今でも聴く度に、何となく緊張感が・・・(^^)それだけに思い出深い曲。後半部のコラール的な展開の美しさはバーンズならでは。

・・・演奏は吹奏楽界の重鎮、木村吉宏氏が音楽顧問として就任している広島ウインドオーケストラ(画像:下)を振ったもの。プロの吹奏楽団というと、老舗の東京佼成ウインドオーケストラ大阪市音楽団、最近では佐渡裕氏の下、快進撃を続けるシエナ・ウインド・オーケストラが思い浮かぶが、1993年に設立されたというまだ歴史の浅い吹奏楽団を起用した事が、今回の狙いにも合致しているように感じた。

木村氏自身、ライナーノーツで次のように語っている。
「これまで使用してきたスコアをあえて用いず、過去の演奏の記憶をたどりつつも、新しい目でスコアを見ることで、これらの曲がまさに“新曲”であると感じ、現在もなお脈々と息づいている事を発見しました」

この木村氏の試みには共感する。実際、新曲が初演されたかの如く、これらの定番レパートリーに新風を吹かせている。

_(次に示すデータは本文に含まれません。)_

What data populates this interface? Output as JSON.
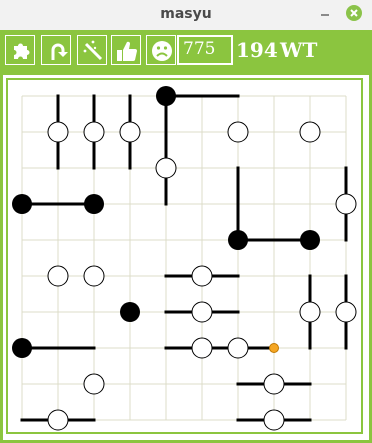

まだ歴史の浅い団体であるがゆえ、そこに様々な色彩を付けやすいし、指揮者の意志も反映させやすい点で功を奏しているようだ。
録音も、吹奏楽に強いレコード会社(BRAIN MUSIC)だけに、残響がたっぷりととられたホール収録で、吹奏楽ならではのふわっとした柔らかなサウンドが手にとって感じられるよう。まさにWind(=風)なOrchestra演奏なのだ。

今回、これらの吹奏楽曲が、自分にとっては昔の思い出を懐かしむだけではなく、今聴いてもなお新鮮な名曲ばかりである事を改めて気づかされた。このシリーズ企画に、吹奏楽愛好者の一人として感謝したい。